Bild: Stuart Franklin/Getty Images

Am Sonntag entscheidet die Schweiz, ob das bedingungslose Grundeinkommen eingeführt werden soll. Es ist die erste weltweite Abstimmung auf nationaler Ebene über ein solches Vorhaben, und kurz vor der Wahl stehen die Chancen für die Initiative laut einer Umfrage nicht schlecht. Ein Grundeinkommen nach Schweizer Modell wäre dann die disruptive Innovation auf gesellschaftlicher Ebene.

Daniel Häni und Philip Kovce könnten einfache Mitbürger einer Gesellschaft sein, die sich vor einiger Zeit darauf geeinigt haben, dass das Leistungsprinzip ein faires und erstrebenswertes Gesellschaftsmodell ist. Leistung bringt Lohn und Anerkennung. Unser gesellschaftliches Miteinander begründet darauf.

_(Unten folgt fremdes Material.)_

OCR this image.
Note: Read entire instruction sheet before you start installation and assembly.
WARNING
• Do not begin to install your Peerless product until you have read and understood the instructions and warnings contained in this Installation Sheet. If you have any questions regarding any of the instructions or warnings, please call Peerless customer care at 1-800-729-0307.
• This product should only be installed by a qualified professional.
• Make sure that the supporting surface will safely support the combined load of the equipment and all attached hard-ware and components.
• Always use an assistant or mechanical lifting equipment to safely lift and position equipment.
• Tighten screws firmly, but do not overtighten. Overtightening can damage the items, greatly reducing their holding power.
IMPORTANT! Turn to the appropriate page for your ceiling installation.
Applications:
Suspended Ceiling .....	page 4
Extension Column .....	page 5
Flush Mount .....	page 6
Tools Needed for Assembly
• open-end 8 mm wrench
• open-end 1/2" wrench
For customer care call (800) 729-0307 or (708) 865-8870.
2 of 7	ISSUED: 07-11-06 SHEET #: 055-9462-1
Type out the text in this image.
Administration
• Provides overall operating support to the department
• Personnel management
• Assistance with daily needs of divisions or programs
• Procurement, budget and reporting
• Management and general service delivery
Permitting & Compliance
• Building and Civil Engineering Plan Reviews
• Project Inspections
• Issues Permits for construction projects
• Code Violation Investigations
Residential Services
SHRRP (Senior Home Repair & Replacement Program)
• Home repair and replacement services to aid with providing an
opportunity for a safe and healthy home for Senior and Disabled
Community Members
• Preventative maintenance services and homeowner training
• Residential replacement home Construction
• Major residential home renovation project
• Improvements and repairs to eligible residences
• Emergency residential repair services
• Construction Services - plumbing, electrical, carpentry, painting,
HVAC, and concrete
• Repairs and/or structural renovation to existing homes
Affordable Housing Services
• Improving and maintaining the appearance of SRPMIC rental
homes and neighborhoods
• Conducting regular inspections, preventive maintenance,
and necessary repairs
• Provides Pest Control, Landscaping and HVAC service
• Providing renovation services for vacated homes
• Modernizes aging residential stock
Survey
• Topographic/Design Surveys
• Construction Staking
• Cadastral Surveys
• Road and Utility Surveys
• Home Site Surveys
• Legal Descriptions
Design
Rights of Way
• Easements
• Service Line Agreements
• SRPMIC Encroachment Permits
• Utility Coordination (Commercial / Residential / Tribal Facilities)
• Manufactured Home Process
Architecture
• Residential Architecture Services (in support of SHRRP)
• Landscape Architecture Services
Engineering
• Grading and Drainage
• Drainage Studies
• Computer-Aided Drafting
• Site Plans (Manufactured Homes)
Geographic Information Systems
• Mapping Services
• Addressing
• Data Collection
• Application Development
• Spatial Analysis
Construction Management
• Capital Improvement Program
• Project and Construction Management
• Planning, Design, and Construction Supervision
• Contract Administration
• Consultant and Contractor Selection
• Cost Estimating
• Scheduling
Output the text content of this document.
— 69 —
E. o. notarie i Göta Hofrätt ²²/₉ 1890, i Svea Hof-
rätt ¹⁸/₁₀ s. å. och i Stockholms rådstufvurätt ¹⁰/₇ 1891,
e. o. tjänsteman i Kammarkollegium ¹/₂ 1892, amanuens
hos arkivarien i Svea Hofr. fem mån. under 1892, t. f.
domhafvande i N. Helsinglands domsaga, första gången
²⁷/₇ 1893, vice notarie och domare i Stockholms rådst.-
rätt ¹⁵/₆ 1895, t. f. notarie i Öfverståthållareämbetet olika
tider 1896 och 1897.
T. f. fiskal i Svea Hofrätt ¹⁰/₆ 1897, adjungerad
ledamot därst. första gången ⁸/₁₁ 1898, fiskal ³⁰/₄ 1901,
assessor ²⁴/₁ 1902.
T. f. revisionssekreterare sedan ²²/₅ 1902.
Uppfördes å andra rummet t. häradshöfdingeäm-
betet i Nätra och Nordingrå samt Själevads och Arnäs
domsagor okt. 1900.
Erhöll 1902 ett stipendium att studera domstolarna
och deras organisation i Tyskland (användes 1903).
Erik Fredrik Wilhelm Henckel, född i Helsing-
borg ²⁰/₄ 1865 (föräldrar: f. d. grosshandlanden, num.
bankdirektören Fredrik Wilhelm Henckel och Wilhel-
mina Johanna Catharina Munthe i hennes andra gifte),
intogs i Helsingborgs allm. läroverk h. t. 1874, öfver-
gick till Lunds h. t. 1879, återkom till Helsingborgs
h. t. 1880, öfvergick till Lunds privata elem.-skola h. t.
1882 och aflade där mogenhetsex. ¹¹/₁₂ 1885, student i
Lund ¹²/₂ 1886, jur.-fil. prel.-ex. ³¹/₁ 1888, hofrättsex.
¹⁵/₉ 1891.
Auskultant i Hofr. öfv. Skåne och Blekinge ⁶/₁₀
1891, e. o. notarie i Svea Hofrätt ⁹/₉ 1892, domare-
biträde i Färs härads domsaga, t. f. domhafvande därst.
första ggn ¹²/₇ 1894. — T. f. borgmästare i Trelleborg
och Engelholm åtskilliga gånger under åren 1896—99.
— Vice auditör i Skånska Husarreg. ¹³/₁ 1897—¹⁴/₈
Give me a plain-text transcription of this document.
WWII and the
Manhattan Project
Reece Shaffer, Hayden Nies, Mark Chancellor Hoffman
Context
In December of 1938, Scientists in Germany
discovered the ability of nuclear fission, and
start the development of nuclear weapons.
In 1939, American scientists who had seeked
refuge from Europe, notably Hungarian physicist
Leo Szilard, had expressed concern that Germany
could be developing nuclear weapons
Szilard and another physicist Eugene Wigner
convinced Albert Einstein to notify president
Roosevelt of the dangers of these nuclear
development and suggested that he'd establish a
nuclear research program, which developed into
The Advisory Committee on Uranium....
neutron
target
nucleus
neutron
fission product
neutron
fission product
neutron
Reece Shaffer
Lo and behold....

Disruptiv, jung, motiviert!

Sie sind es aber nicht. In der Start-Up-Szene würden diese beiden Herren aus der Schweiz vermutlich als Geheimtipp für Investoren gelten. Disruptiv, jung, motiviert!

Sie sind disruptiv, weil sie durch ihre Initiative zum Grundeinkommen unser gesellschaftliches Bild komplett austauschen und durch etwas ersetzen wollen, was laut einer aktuellen Umfrage 40 Prozent der Schweizer gut finden. Sie wollen die pure Innovationsfähigkeit ermöglichen, ohne dass ein monetäres Konkurrenzdenken der Idee im Voraus die Vielfalt nimmt. Sie wollen mit dem bedingungslosen Grundeinkommen die Konkurrenz der Konkurrenzen sein. Eine Gesellschaft der Konkurrenz und Kooperation soll so die wahren Innovationen fördern.

Die Idee dahinter: Das Fallgesetz entdeckt nicht der fleißige Pflücker, sondern der, der sich abseits des Baumes die Ruhe und Zeit nimmt den Baum zu betrachten. Ruhe und Zeit aber kosten Geld. Somit wird die Innovation im Keime erstickt. Das wollen sie ändern. Wer keinen Gelddruck hat, hat mehr Zeit sich anderen Ideen und Vorhaben zu öffnen.

Die Mitinitiatoren der Schweizer Volksinitiative „Für ein bedingungsloses Grundeinkommen“ sind die Analytiker der heutigen Gesellschaft und zerpflücken in ihrem Buch „Was fehlt, wenn alles da ist“ unser bisheriges Miteinander. Den Kritiken, dass ein bedingungsloses Grundeinkommen den Faulenzern dieser Welt Tür und Tor öffnen würde oder dem Menschen dann der Wille zur Arbeit fehle, widersprechen sie vehement. Für sie ist das bedingungslose Grundeinkommen Türöffner für eine mündige und freie Gesellschaft, in der das Wollen ermöglicht und das Nicht-Wollen beendet wird. Nicht die Arbeit steht im Mittelpunkt, sondern der Sinn der Tätigkeit.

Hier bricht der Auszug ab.